As an example, this code won't error out:
if true then
print("hello")
elseif error("goodbye") then
print("argh")
end
... and this snippet won't attempt to evaluate tbl.key if tbl isn't a table (hence avoiding an "attempt to index into something that isn't a table" error):
if type(tbl) == "table" and tbl.key == "pie" then
Evaluation stops as soon as the final result is known - the Lua VM doesn't bother to parse the rest of your conditional statement if it doesn't need to. I mentioned it because
without access to your full source, I had no way to know whether Fuel() could return prior to refuelling the turtle. If it
could, then that could in turn prevent dig() from ever being called, as it's contingent on a certain "elseif" being reached within your code.
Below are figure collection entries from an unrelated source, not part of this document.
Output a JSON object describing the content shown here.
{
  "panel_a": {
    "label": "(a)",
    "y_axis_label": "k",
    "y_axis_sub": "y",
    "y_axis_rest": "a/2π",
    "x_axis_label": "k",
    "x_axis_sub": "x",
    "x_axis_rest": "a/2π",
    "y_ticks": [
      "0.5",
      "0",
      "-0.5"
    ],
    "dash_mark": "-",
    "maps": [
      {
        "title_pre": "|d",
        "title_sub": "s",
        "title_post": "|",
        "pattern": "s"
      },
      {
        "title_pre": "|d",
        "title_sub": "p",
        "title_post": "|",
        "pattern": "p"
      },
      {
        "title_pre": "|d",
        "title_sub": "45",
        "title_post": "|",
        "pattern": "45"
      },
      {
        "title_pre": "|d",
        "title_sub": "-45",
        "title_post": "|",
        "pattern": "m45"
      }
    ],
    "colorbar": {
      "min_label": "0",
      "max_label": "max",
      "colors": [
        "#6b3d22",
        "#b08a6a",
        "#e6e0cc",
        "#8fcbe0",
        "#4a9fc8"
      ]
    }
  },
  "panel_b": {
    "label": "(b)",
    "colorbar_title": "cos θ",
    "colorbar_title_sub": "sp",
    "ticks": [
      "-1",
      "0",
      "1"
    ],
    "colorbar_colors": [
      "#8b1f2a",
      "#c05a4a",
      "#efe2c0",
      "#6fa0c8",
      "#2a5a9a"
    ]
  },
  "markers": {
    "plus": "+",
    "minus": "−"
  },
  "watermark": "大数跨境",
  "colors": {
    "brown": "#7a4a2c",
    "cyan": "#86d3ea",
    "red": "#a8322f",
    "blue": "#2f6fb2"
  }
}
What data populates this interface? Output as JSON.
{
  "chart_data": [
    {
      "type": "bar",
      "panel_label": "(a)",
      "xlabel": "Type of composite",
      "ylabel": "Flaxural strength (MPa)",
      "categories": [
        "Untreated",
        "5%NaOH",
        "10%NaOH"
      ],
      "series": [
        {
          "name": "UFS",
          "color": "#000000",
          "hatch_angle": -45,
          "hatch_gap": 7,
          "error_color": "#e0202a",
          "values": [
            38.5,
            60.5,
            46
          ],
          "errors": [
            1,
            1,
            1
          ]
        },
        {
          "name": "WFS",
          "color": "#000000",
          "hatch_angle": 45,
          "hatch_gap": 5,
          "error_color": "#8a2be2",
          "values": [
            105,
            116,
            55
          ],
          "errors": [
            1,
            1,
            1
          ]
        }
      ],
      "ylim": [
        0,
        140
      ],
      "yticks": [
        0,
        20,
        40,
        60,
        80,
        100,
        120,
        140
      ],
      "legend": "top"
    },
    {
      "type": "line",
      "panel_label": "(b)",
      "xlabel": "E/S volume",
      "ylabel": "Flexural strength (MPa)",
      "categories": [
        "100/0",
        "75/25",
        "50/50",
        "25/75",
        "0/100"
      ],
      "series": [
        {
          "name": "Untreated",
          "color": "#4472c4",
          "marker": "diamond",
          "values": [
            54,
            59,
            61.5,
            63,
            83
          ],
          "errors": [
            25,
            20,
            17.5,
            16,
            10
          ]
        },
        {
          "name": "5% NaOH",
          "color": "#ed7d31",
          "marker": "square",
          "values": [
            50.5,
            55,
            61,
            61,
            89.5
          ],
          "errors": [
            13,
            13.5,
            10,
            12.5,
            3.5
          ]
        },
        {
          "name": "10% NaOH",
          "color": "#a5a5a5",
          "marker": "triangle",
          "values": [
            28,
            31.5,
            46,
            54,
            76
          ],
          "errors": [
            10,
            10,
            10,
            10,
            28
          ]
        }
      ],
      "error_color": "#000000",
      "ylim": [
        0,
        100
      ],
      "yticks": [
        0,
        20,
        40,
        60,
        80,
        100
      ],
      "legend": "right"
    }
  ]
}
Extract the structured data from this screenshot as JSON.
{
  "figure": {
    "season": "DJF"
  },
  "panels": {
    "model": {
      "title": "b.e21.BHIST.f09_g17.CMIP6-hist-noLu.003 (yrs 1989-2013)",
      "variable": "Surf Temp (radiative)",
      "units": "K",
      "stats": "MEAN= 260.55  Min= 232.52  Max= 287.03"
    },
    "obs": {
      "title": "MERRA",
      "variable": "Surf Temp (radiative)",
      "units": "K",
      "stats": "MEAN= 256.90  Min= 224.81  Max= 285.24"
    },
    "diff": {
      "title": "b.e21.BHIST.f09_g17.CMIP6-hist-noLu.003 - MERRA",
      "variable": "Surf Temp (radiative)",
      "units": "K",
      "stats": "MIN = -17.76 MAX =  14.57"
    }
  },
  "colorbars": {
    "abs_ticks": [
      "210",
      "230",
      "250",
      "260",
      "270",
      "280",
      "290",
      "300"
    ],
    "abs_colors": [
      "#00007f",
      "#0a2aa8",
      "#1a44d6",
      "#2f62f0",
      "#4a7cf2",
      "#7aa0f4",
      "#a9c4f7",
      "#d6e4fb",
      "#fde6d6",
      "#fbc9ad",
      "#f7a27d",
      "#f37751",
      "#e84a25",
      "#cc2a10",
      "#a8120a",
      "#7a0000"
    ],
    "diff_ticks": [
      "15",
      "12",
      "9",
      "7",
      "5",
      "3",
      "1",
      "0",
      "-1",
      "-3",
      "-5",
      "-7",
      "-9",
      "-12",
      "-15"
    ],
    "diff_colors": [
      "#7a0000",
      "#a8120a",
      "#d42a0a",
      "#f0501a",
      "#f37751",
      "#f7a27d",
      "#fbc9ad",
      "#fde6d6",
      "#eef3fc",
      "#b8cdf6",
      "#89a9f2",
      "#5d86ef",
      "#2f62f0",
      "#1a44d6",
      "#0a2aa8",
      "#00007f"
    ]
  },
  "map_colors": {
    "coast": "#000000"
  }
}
BrunoZockt, on 20 August 2018 - 05:25 AM, said:
Insert() inserts a chunk of code into the toDoList. It uses index 2 and increasing because the inserted code needs to be called next. Index 1 however is the chunk of code that called insert() in the first place and needs to be removed after successfull execution. The index is set back to 2 now, so that insert() -if called- doesn't push away the chunk at index 1 which again needs to be removed.
Say you're calling chunk 1 from slot 1. It inserts chunk 2 into slot 2, and then chunk 3 into slot 3. "index" has been increased to 4 by this point, by the insert() function.
Chunk 1 returns and is removed from the list, chunk 2 goes into slot 1, chunk 3 goes into slot 2, index gets "set to 2" (as opposed to "reduced by 1").
Chunk 2 starts execution and inserts chunk 4 into slot 2, bumping chunk 3 back into slot 3 again...
The result isn't the first-in-first-out system I would expect.
BrunoZockt, on 20 August 2018 - 05:25 AM, said:
I really don't recommend looking into it, it's horribly messy and I've provided everything that's related but I guess I can't stop you:
You're localising "insert" on line 99. If you assigned a function pointer to it in the global scope before doing that you'd technically have two different variables, but since you're doing it after, your function declaration is just overwriting the table pointer stored within the local variable.
Best to use separate names there.
Edited by Bomb Bloke, 20 August 2018 - 02:30 PM.